Palouse Falls
Palouse Falls is a waterfall on the Palouse River in southeast Washington, about 4 miles (6 kilometers) upstream of its confluence with the Snake River. The falls are 200 feet (61 meters) tall. The falls are made up of an upper fall with a drop of roughly 20 feet (6.1 meters), located 1,000 feet (305 meters) north-northwest of the main drop, and a lower fall with a descent of 200 feet (6.1 meters). It is located in the 94-acre (38-hectare) Palouse Falls State Park. These falls and the canyon below are significant features of the channeled scablands formed by the enormous Missoula floods that swept across eastern Washington and the Columbia River Plateau on a regular basis during the Pleistocene epoch.
The original Palouse River flowed to the Columbia River through the now-dry Washtucna Coulee.
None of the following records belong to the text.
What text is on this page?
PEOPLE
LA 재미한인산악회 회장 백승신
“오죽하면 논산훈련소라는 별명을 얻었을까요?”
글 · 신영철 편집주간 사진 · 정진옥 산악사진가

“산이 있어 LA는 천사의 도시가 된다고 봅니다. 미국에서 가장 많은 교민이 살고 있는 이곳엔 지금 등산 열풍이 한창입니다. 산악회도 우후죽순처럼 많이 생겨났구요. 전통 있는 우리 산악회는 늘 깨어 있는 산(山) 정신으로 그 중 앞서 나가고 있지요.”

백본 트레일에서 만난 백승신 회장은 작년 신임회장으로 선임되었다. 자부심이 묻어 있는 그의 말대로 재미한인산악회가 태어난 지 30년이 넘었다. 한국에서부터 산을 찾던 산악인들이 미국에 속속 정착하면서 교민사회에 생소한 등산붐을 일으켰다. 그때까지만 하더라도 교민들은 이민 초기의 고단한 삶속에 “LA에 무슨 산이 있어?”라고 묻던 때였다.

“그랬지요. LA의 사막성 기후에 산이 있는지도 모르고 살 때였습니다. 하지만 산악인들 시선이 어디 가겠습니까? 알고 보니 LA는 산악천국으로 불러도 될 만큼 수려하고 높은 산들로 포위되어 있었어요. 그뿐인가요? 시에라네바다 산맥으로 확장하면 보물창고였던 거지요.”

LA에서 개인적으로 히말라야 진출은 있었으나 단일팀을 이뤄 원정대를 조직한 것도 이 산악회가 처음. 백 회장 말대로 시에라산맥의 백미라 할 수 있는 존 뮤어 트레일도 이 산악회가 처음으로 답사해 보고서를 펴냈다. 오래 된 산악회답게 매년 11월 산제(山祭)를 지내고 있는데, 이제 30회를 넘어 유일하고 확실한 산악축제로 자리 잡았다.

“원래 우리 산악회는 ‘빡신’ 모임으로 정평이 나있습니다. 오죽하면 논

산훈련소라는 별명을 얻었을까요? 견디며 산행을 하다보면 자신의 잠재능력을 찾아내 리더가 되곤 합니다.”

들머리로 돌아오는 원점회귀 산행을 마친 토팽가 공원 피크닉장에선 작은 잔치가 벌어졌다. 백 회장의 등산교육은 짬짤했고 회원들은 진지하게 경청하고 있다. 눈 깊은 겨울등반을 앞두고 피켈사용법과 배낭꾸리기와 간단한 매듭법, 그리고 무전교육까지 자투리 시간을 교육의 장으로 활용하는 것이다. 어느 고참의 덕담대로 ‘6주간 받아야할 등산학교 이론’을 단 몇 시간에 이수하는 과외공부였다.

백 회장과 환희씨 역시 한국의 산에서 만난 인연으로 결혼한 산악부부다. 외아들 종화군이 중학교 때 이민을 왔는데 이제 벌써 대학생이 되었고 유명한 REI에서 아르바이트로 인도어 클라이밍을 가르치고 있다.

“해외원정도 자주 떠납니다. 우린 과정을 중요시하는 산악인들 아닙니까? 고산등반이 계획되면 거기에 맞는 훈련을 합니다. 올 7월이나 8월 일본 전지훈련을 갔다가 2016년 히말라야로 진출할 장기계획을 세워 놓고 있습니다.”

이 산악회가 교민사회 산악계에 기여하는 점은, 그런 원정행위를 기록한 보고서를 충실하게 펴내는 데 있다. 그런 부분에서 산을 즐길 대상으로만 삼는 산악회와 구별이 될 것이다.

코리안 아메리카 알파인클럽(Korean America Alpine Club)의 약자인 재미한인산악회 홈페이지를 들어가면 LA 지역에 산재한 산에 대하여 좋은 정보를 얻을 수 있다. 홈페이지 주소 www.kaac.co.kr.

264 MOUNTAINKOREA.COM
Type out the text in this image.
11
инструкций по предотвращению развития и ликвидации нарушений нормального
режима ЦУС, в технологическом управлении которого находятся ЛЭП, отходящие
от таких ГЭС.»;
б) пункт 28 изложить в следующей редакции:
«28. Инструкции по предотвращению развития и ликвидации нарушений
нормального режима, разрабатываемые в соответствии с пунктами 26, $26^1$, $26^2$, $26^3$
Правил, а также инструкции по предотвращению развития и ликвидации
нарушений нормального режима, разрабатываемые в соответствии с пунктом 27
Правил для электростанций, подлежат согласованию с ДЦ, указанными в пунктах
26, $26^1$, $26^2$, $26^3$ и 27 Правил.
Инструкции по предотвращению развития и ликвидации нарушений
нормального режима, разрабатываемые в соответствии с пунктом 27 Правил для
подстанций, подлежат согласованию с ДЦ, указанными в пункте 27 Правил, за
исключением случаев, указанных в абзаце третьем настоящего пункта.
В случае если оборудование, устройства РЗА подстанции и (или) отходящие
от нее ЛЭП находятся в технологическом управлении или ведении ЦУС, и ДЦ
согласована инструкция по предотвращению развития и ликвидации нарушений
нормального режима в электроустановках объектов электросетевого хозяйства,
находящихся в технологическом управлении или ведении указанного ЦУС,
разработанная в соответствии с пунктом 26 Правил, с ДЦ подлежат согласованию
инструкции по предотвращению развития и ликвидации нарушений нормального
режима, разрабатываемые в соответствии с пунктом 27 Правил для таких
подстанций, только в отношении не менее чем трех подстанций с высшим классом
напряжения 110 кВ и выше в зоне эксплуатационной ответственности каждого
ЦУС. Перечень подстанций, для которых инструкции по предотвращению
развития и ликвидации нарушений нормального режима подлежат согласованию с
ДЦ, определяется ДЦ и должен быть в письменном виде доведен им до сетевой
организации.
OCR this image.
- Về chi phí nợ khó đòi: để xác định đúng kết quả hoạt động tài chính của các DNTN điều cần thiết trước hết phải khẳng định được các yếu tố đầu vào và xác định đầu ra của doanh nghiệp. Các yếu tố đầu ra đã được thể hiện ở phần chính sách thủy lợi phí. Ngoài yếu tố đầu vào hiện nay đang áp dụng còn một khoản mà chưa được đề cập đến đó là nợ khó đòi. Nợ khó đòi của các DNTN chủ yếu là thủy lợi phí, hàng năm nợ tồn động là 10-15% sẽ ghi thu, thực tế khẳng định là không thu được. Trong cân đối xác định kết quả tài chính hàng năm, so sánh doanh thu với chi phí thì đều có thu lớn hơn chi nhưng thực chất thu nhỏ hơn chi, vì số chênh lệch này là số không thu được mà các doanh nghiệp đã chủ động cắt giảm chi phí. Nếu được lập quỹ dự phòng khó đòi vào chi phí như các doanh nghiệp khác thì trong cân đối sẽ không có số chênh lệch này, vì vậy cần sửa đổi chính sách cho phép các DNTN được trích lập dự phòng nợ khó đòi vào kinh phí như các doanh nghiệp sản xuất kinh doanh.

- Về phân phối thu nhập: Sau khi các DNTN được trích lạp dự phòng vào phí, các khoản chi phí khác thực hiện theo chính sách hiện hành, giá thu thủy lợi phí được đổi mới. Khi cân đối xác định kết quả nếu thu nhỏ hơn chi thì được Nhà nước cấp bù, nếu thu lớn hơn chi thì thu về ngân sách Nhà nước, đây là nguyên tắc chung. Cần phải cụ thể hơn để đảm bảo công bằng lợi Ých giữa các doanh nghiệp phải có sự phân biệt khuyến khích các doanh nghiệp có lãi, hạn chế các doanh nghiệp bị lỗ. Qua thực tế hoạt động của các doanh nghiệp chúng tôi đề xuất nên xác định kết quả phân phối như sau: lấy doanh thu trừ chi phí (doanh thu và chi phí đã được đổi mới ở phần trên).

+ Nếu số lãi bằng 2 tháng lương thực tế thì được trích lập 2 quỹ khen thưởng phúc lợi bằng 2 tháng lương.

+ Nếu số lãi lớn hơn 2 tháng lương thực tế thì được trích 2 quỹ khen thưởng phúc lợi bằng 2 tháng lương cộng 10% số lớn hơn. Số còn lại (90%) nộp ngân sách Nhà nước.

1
The Palouse Falls and adjacent canyons were formed when the Missoula floods overtopped the original Palouse River's south valley wall, diverting it to its current path to the Snake River via erosion of a new channel. Interconnected and hanging flood-created coulees, cascades, plunge pools, kolk-created craters, rock benches, buttes, and pinnacles typical of scablands characterize the area. Palouse Falls State Park is located at the falls and protects this unique picturesque location.